IM Alg1.1.14 Lesson: Outliers
The histogram and box plot show the average amount of money, in thousands of dollars, spent on each person in the country (per capita spending) for health care in 34 countries.
One value in the set is an outlier. Which one is it?
What is its approximate value?
By one rule for deciding, a value is an outlier if it is more than 1.5 times the IQR greater than Q3. Show on the box plot whether or not your value meets this definition of outlier.
Here is the data set used to create the histogram and box plot from the warm-up.
1.0803 | 1.0875 | 1.4663 | 1.7978 | 1.9702 | 1.9770 | 1.9890 | 2.1011 | 2.1495 | 2.2230 |
2.5443 | 2.7288 | 2.7344 | 2.8223 | 2.8348 | 3.2484 | 3.3912 | 3.5896 | 4.0334 | 4.1925 |
4.3763 | 4.5193 | 4.6004 | 4.7081 | 4.7528 | 4.8398 | 5.2050 | 5.2273 | 5.3854 | 5.4875 |
5.5284 | 5.5506 | 6.6475 | 9.8923 | | | | | | |
Use technology to find the mean, standard deviation, and five-number summary.
The maximum value in this data set represents the spending for the United States. Should the per capita health spending for the United States be considered an outlier? Explain your reasoning.
Although outliers should not be removed without considering their cause, it is important to see how influential outliers can be for various statistics. Remove the value for the United States from the data set.
Use technology to find the mean, standard deviation, and five-number summary.
How do the mean, standard deviation, median, and interquartile range of the data set with the outlier removed compare to the same summary statistics of the original data set?
The number of property crime (such as theft) reports is collected for 50 colleges in California.
Some summary statistics are given:
15 17 27 31 33 39 39 45 46 48 49 51 52 59 72 72 75 77
77 83 86 88 91 99 103 112 136 139 145 145 175 193 198 213
230 256 258 260 288 289 337 344 418 424 442 464 555 593 699 768
Are any of the values outliers? Explain or show your reasoning.

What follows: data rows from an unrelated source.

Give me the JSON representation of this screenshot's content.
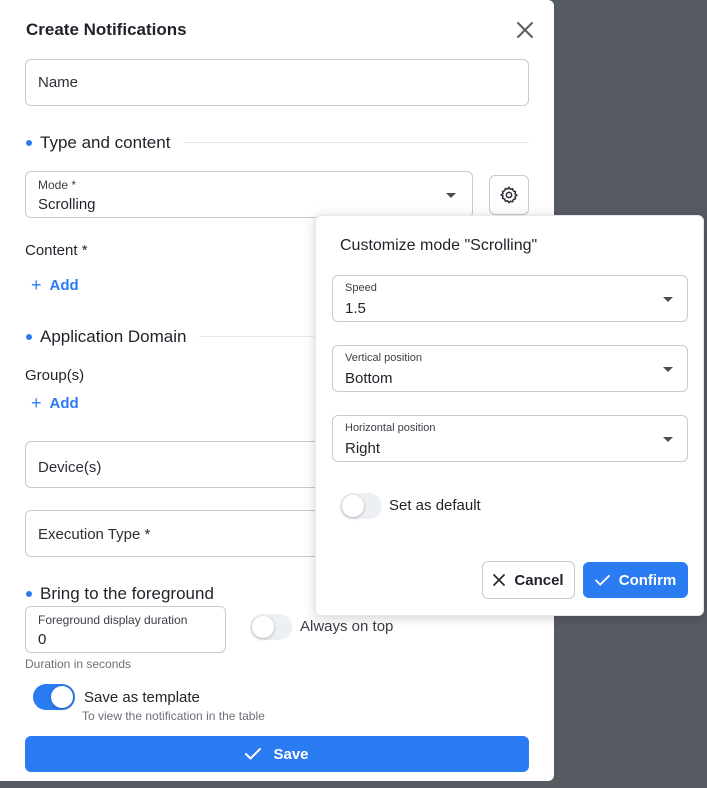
{
  "dialog": {
    "title": "Create Notifications",
    "name_placeholder": "Name",
    "type_section": "Type and content",
    "mode": {
      "label": "Mode *",
      "value": "Scrolling"
    },
    "content_label": "Content *",
    "add_label": "Add",
    "domain_section": "Application Domain",
    "groups_label": "Group(s)",
    "devices_placeholder": "Device(s)",
    "execution_placeholder": "Execution Type *",
    "foreground_section": "Bring to the foreground",
    "duration": {
      "label": "Foreground display duration",
      "value": "0"
    },
    "duration_hint": "Duration in seconds",
    "always_on_top": {
      "label": "Always on top",
      "on": false
    },
    "save_template": {
      "label": "Save as template",
      "hint": "To view the notification in the table",
      "on": true
    },
    "save_button": "Save"
  },
  "popover": {
    "title": "Customize mode \"Scrolling\"",
    "speed": {
      "label": "Speed",
      "value": "1.5"
    },
    "vertical": {
      "label": "Vertical position",
      "value": "Bottom"
    },
    "horizontal": {
      "label": "Horizontal position",
      "value": "Right"
    },
    "set_default": {
      "label": "Set as default",
      "on": false
    },
    "cancel_button": "Cancel",
    "confirm_button": "Confirm"
  },
  "colors": {
    "accent": "#2b7bf2",
    "backdrop": "#565b62"
  },
  "icons": {
    "close": "close-icon",
    "gear": "gear-icon",
    "check": "check-icon",
    "plus": "plus-icon"
  }
}
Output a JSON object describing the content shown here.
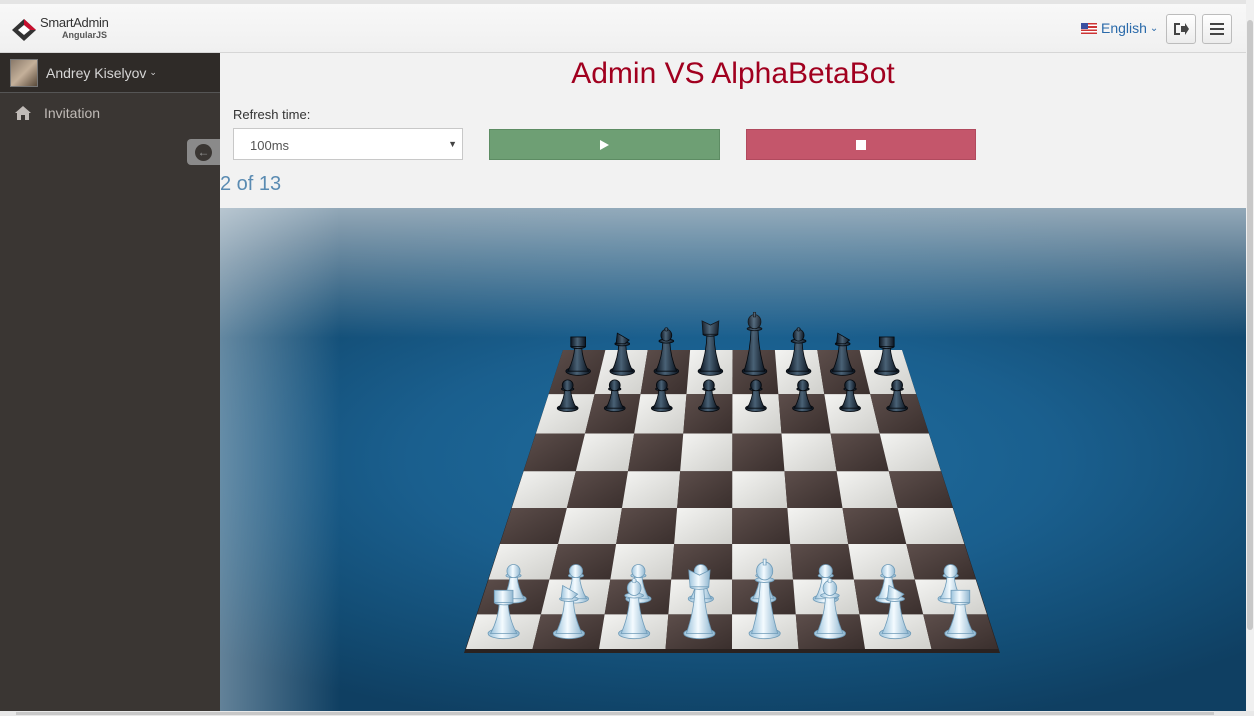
{
  "app": {
    "name": "SmartAdmin",
    "subtitle": "AngularJS"
  },
  "header": {
    "language": "English"
  },
  "sidebar": {
    "user_name": "Andrey Kiselyov",
    "items": [
      {
        "label": "Invitation",
        "icon": "home-icon"
      }
    ]
  },
  "main": {
    "title": "Admin VS AlphaBetaBot",
    "refresh_label": "Refresh time:",
    "refresh_value": "100ms",
    "move_counter": "2 of 13"
  },
  "colors": {
    "title": "#a1001f",
    "play_button": "#6e9f74",
    "stop_button": "#c4566b",
    "counter": "#5a8bb2",
    "sidebar": "#3a3633"
  },
  "board": {
    "ranks": 8,
    "files": 8,
    "black_back_rank": [
      "rook",
      "knight",
      "bishop",
      "queen",
      "king",
      "bishop",
      "knight",
      "rook"
    ],
    "white_back_rank": [
      "rook",
      "knight",
      "bishop",
      "queen",
      "king",
      "bishop",
      "knight",
      "rook"
    ]
  }
}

If there are any outliers, why do you think they might exist?
Should they be included in an analysis of the data?
The situations described here each have an outlier.
For each situation, how would you determine if it is appropriate to keep or remove the outlier when analyzing the data? Discuss your reasoning with your partner. A number cube has sides labelled 1–6. After rolling 15 times, Tyler records his data: 1, 1, 1, 1, 2, 2, 3, 3, 4, 4, 5, 5, 5, 6, 20
The dot plot represents the distribution of the number of siblings reported by a group of 20 people.
In a science class, 12 groups of students are synthesizing biodiesel. At the end of the experiment, each group recorded the mass in grams of the biodiesel they synthesized. The masses of biodiesel are 0, 1.245, 1.292, 1.375, 1.383, 1.412, 1.435, 1.471, 1.482, 1.501, 1.532
Look back at some of the numerical data you and your classmates collected in the first lesson of this unit.
Are any of the values outliers? Explain or show your reasoning.
If there are any outliers, why do you think they might exist?
Should they be included in an analysis of the data?